Das Gemeinsame unserer damaligen Bindung war das "Was" das Trennende das "Wie". - Wir waren so verschieden in unserem Bauausdruck, wie wir einig in seiner Mission waren. Aber eben wegen dieser fruchtbaren Verschiedenheit konnte von einer gemeinsamen geistigen Abhängigkeit von Scheerbart keine Rede sein. - Höchstens noch bei Bruno Taut, der mit Scheerbart den Vorstoß in die reine Utopie gemeinsam hatte, der sich freilich heute schon als großartige Raumfahrtstationsprophetie zu verwirklichen scheint. Ich jedenfalls habe erstmals ca. 15 Jahre nach der Gründung der "Gläsernen Kette" etwas von Scheerbarts Schriften kennengelernt und sie literarisch wohl sehr sympathisch gefunden, architektonisch aber habe ich, was damals manchen erstaunt haben mag, jede unabsehbare Utopie als Begriffsverwirrung abgelehnt. Ich baute meine Zukunftshäuser und Dome für diese Erde, auf diese Erde, - baute mit allem Drum und Drin des bewohnbaren, in einem höheren Sinne zweckmäßigen Raumes, baute im architektonischen Sinn keine "gut bürgerliche Küche", sondern festliche "Delikatessen".

Ich setze nun gerne voraus, daß die Mehrzahl von Ihnen schon durch die Ausstellung einen kleinen Einblick in meine ganz persönliche Bauweltanschauung gewonnen hat, so daß ich meine Ausführungen auf das Wesentlichste beschränken kann, auf das, was meine Idee scheinbar am unüberbrückbarsten scheidet von der Architektur unserer Zeit, - scheinbar, denn die Idee der organischen Architektur in ihrem wortwörtlichsten Sinn liegt seit mehr als einem halben Jahrhundert schon als unvermeidlicher Pol einer zum Extrem gewordenen Bauform in der allgemeinen Bauluft.

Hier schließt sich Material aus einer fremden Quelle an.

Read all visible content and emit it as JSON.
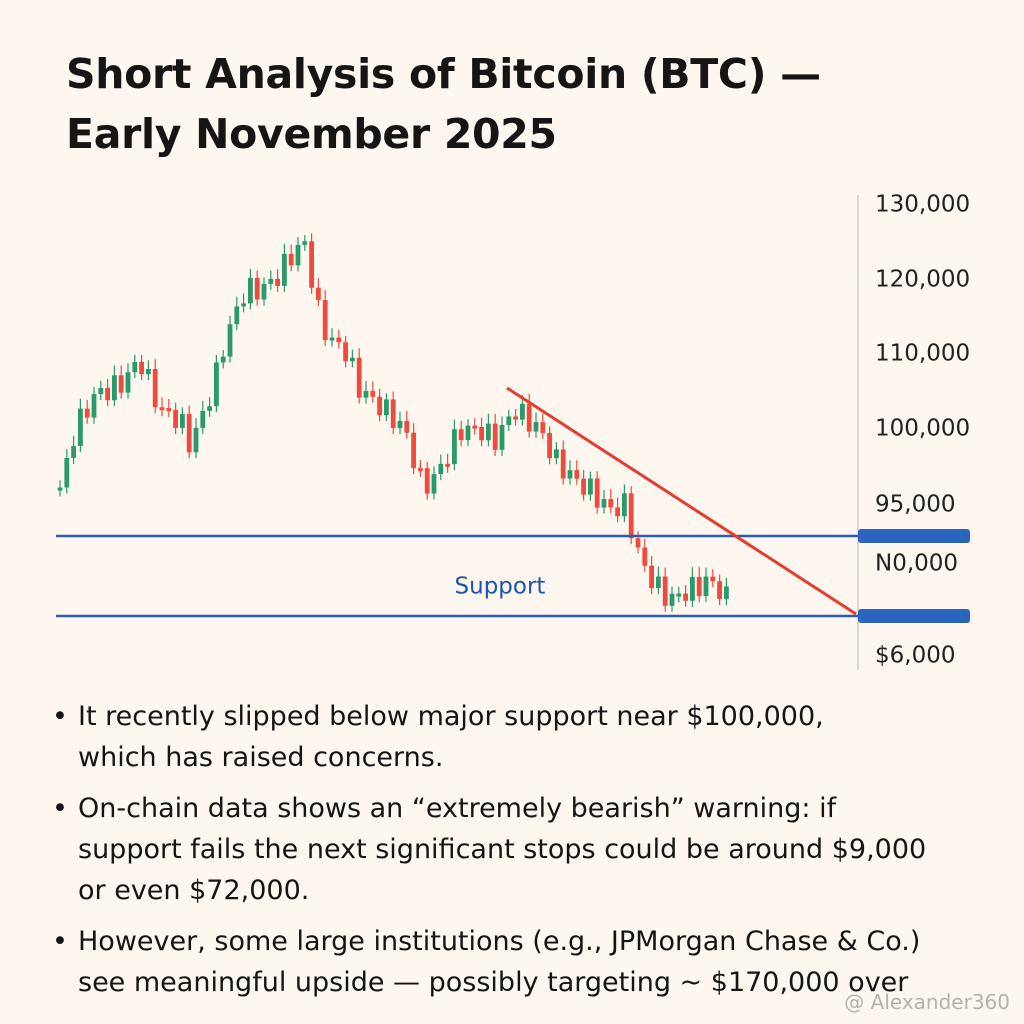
{
  "title": [
    "Short Analysis of Bitcoin (BTC) —",
    "Early November 2025"
  ],
  "axis_labels": [
    "130,000",
    "120,000",
    "110,000",
    "100,000",
    "95,000",
    "N0,000",
    "$6,000"
  ],
  "support_label": "Support",
  "bullets": [
    [
      "It recently slipped below major support near  $100,000,",
      "which has raised concerns."
    ],
    [
      "On-chain data shows an “extremely bearish” warning: if",
      "support fails the next significant stops could be around $9,000",
      "or even $72,000."
    ],
    [
      "However, some large institutions (e.g., JPMorgan Chase & Co.)",
      "see meaningful upside — possibly targeting ~ $170,000 over"
    ]
  ],
  "watermark": "@ Alexander360"
}
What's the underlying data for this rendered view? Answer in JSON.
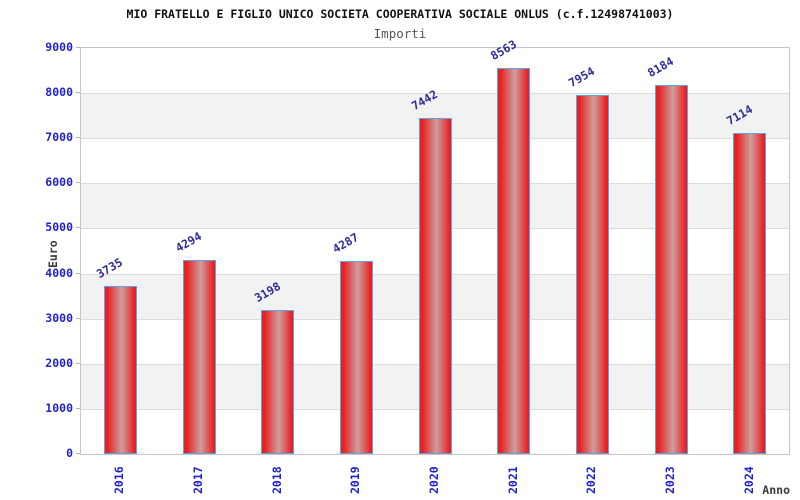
{
  "chart_data": {
    "type": "bar",
    "title": "MIO FRATELLO E FIGLIO UNICO SOCIETA COOPERATIVA SOCIALE ONLUS (c.f.12498741003)",
    "subtitle": "Importi",
    "xlabel": "Anno",
    "ylabel": "Euro",
    "categories": [
      "2016",
      "2017",
      "2018",
      "2019",
      "2020",
      "2021",
      "2022",
      "2023",
      "2024"
    ],
    "values": [
      3735,
      4294,
      3198,
      4287,
      7442,
      8563,
      7954,
      8184,
      7114
    ],
    "ylim": [
      0,
      9000
    ],
    "ytick_step": 1000,
    "grid": true,
    "legend": false,
    "band_fill_alternating": true,
    "colors": {
      "bar_fill": "#e82020",
      "bar_highlight": "#cf9e9e",
      "bar_border": "#5ea4e4",
      "tick_label": "#2222cc",
      "value_label": "#2c2c99",
      "band": "#f2f2f2",
      "gridline": "#dcdcdc",
      "plot_border": "#c6c6c6",
      "title": "#111111",
      "subtitle": "#555555",
      "axis_title": "#3c3c3c"
    }
  }
}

Darf ich nun mit einem alten Gedicht beginnen, das apriori mein Verhältnis zur Jahrtausendealten Grundlage unserer gesamten Bauerei klärt, zum Würfel, also zum Kristall. Es war ein seltsamer Hymnus einer scheinbar angeborenen Haßliebe zu dem Sechsseiter, durch mich geborenen Außenseiter:

Wo ich dich sehe, holder Hexaeder,
Ob groß, ob klein, ob rot, ob weiß, ob blau,
Du bist ein Wesen solcher Seelennähe,
Daß ich dich liebe wie die Menschenfrau.

Du lebst für mich, aus dir strahlt die Empfindung
Wie eines Engels Liebestat mir zu.
Und gar kein Wunder ist mir diese Bindung,
Von Anbeginn umworbener Würfel du!

Das war ein ganz perfides, weil ironisches Gedicht.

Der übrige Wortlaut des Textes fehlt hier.